Mientras tanto, en segundo debate se aprobó la ordenanza para la gestión del patrimonio cultural del cantón, la primera normativa integral de este tipo. La concejala Blanca López indicó que la ordenanza establece reglas claras para proteger, conservar y poner en valor los bienes materiales e inmateriales; institucionaliza la competencia patrimonial local después de 40 años de la declaratoria del barrio Las Peñas y fortalece la identidad y la coordinación institucional.
“Es también una apuesta para el futuro, para las próximas generaciones. El patrimonio no solamente es bonito para la foto: tiene que haber una política pública que lo proteja, que lo conserve y que también recuerde que cualquiera que atente contra él va a ser sancionado”, expresó.
Asimismo, se aprobó en segundo debate la ordenanza que modifica el uso de suelo a industrial de mediano impacto y los parámetros de ocupación de tres predios específicos donde se desarrollará el proyecto Almax.
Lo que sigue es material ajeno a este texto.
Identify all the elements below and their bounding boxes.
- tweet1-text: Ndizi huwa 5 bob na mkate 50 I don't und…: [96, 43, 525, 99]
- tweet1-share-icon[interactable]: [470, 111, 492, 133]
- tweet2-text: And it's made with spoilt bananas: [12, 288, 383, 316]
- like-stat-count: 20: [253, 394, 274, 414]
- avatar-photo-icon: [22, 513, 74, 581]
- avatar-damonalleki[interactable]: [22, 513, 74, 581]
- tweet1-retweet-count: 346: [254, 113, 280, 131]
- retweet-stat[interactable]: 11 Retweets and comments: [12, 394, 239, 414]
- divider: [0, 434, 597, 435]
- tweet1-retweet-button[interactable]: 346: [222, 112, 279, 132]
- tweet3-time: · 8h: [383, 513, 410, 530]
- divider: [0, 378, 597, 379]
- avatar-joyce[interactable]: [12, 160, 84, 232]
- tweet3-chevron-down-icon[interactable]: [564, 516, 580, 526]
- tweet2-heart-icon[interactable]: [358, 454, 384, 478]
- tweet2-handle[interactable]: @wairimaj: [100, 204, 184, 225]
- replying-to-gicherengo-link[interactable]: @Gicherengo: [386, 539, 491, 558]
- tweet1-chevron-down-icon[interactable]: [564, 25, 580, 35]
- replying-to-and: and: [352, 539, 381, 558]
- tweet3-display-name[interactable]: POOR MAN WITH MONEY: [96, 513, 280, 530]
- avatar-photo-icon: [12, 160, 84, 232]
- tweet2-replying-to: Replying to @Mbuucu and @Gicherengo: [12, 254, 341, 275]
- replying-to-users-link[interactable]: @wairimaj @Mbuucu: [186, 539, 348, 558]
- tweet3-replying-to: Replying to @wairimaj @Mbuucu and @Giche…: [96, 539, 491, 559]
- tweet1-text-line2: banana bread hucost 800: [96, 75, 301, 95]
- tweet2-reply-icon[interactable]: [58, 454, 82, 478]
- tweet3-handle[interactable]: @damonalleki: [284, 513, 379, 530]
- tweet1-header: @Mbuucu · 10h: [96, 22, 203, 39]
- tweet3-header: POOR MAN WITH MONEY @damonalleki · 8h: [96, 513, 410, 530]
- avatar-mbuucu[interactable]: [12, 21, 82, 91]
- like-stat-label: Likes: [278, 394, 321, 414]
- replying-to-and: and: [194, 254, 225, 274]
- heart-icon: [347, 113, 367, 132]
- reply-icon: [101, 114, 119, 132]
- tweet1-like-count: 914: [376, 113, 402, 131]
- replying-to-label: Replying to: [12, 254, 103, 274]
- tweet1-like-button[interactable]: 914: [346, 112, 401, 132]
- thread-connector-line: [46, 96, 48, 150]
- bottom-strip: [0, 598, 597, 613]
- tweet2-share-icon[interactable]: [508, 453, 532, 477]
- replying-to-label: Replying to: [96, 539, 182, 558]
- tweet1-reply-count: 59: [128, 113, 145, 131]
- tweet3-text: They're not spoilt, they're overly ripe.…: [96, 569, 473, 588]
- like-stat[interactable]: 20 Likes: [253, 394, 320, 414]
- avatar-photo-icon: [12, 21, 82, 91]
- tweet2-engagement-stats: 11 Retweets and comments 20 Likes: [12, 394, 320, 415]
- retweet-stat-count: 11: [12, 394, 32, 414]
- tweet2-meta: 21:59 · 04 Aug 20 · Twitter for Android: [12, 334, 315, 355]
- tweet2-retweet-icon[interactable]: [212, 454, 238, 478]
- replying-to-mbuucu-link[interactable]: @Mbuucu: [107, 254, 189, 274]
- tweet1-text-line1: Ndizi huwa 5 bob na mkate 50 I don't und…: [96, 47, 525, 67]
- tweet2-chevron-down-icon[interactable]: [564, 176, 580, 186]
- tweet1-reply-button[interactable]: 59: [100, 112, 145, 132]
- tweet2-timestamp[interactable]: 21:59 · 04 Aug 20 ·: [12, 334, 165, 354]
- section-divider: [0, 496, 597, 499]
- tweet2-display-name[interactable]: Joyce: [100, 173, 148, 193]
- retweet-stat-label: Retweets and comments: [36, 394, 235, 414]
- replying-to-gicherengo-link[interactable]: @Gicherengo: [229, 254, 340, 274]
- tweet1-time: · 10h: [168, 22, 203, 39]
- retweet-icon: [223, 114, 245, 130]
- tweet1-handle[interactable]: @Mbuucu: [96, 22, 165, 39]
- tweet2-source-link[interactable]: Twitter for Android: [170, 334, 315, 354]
El concejal Arturo Escala destacó que la regulación se ajusta a la vocación logística e industrial del sector y cuenta con los estudios técnicos correspondientes. “A fin de garantizar el desarrollo urbanístico ordenado y sostenible del proyecto Almax y, sobre todo, el orden que todos debemos tener en esta ciudad”, refirió.
Por último, el Concejo conoció y resolvió favorablemente el informe jurídico relativo a la urbanización de interés social Vía di Vento 1. Con ello, aprobó el plano definitivo del proyecto, la autorización para la venta de solares condicionada a la entrega de una garantía por el 37,62 % de las obras faltantes (equivalente a USD 1.047.967,52), el nuevo presupuesto de obras urbanísticas por USD 2.545.595,68, la actualización de los cronogramas y la primera reforma del reglamento interno.
La concejala Shirley Aldas señaló que la decisión impulsará proyectos de vivienda de interés social y demuestra que Guayaquil avanza con planificación, responsabilidad y visión social.